Thus a configuration-variable is identified by the key-group and the name of the variable.
•
The Tutorial states that one has to write a configuration for each host, which does not scale
for a large cluster. Is there a possibility to write a general configuration being valid for all
nodes or for a group of nodes?
The configuration is built hierarchically. That means that one can make nested “Node List
Config”-objects. Like
(all nodes)
/
\
(group A)
(group B)
/
\
|
(host x) (host y) (host z)
In the configuration host x, host y and host z are represented by a "Node Config"-object,
each of the composed nodes (all nodes, group A, group B) is represented by a "Node List
Config"-object. So if a configuration is valid for all nodes, the corresponding key group has
to be mentioned in all nodes and the corresponding variables, which have the same value for
all nodes are set with a "Map Key To Value" element. If required this value can be overwritten in a subgroup or a host by using again a "Map Key To Value" element at the corresponding place.
5.4.2 Policy-Engine
The Policy-Engine is settled on higher levels and is responsible for the evaluation of complex
events, requiring an evaluation of relationships between incoming events, system-components and
internal system-states. It evaluates events received from the Rule-Engine, which require assessment
of system-states based on information stored in the knowledge base. The Policy-Engine consists of
the following components: Event-Handler, Decision-Maker, Knowledge-Base, and
Controller/Controlled, described below:
Event-Handler
The Event Handler analyses received reports and events applying escalation strategies, to identify
those which require error handling decisions. The analysis comprises methods evaluating the severity of events/reports and reducing the amount of related events/reports to a complex event. The
evaluation of severity of events/reports is based on their frequency of occurrence and impact on
health of affected granularity, as service, compute node, group of nodes, cluster etc. The identification of related events/reports is based on their spatial and temporal occurrence, predefined event relationship patterns, or models describing the topology of the system and dependencies between
services, hardware and sensors. After the event has been classified as “requiring decision”, it is
handed over to the Decision Maker.
Decision-Maker
Management
63/77
Tools for Intelligent System Management of
Very Large Computing Systems
The Decision Maker is responsible for planning and selecting error correcting actions, made in accordance with predefined policies and rules, stored in the Knowledge-Base. The local decision is
based on an integrated information view, reflected in a state of affected granularity (compute node,
node group, etc.). Using the topology of the system and dependencies between granularities and
subgranularities, the Decision Maker identifies the most probable origin of the error. Following predefined rules and policies, it selects decisions to handle identified errors. Selected decisions are
mapped by the Controller to commands, and are submitted to nodes of the lower layer, or to Delegates of managed resources.
Knowledge-Base
The Knowledge Base is filled up by the system administrators when configuring the framework. It
contains policies and rules as well as information about the topology of the system and the infrastructure itself. Policies and rules stored in the Knowledge Base are expressed by a by a set of
(event, condition, action) rules defining actions to be executed in case of error detection.

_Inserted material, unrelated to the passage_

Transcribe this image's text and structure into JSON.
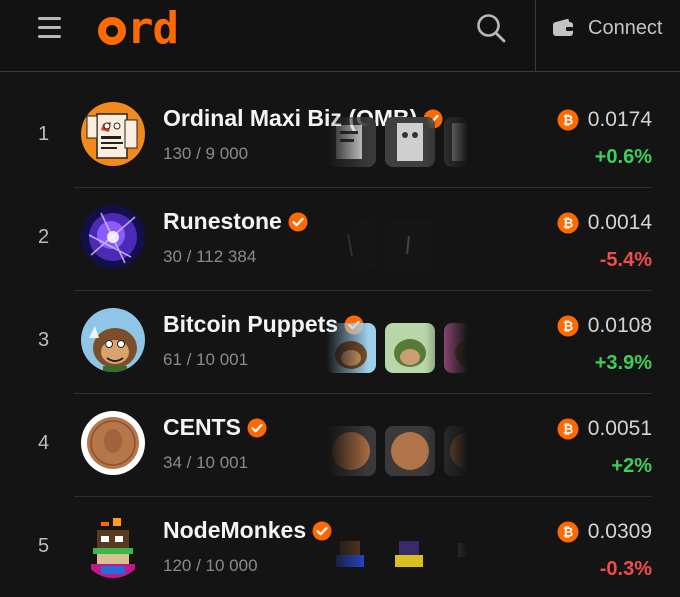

The configuration of the knowledge-base and operation of the Policy-Engine, is explained in Section 3.4.2 on page 30, and contains:
•
The TIMaCS hierarchy, describing the hierarchical relationship of the TIMaCS framework.
•
The Error-Dependency, describing the error-dependency between components/component-types monitored by the TIMaCS framework.
•
ECA-rules (event, condition, action), describing events and conditions leading to triggering of actions to handle errors
Controller/Controlled
The Controller component maps decisions to commands and submits these to Controlled components of the lower layers, or to Delegates of the managed resources.
The Controlled component receives commands or updates from the Controller of the management
block of the upper layer and forwards these, after authentication and authorization, to addressed
components. For example, received updates containing new rules or information, are forwarded to
the Knowledge Base to update it.
5.4.3 Delegate
The Delegate provides interfaces enabling the receipt and execution of commands on managed resources. It consists of Controlled and Execution components.
The Controlled component receives commands or updates from the channels to which it is subscribed and maps these to device specific instructions, which are executed by the Execution component. In addition to Delegates which control managed resources directly, there are other Delegates
which can influence the behaviour of the managed resource indirectly. For example, the virtualization management component, is capable to migrate VM-instances of affected or faulty nodes to
healthy nodes.
Management
64/77
Tools for Intelligent System Management of
Very Large Computing Systems
5.5 Virtualization
Virtualization is an important part of the TIMaCS project, since it enables partitioning of HPC resources. Partitioning means that the physical resources of the system are assigned to host and execute user-specific sets of virtual machines. Depending on the users’ requirements, a physical
machine can host one or more virtual machines that either use dedicated CPU cores or share the
CPU cores. Virtual partitioning of HPC resources offers a number of benefits for the users as well
as for the administrators. Users no longer rely on the administrators to get new software (including
dependencies such as libraries) installed, but they can install all software components in their own
virtual machine. Additional protection mechanisms including the virtualization hypervisor itself
guarantee protection of the physical resources. Administrators benefit from the fact that virtual machines are easier to manage in certain circumstances than physical machines. One of the benefits of
using TIMaCS is to have an automated system that makes decisions based on a complex set of
rules. A prominent example is the failure of certain hardware components (e. g. fans) which leads to
an emergency shutdown of the physical machines. Prior to the actual system shutdown, all virtual
machines are live-migrated to another physical machine. This is one of the tasks of the TIMaCS virtualization component.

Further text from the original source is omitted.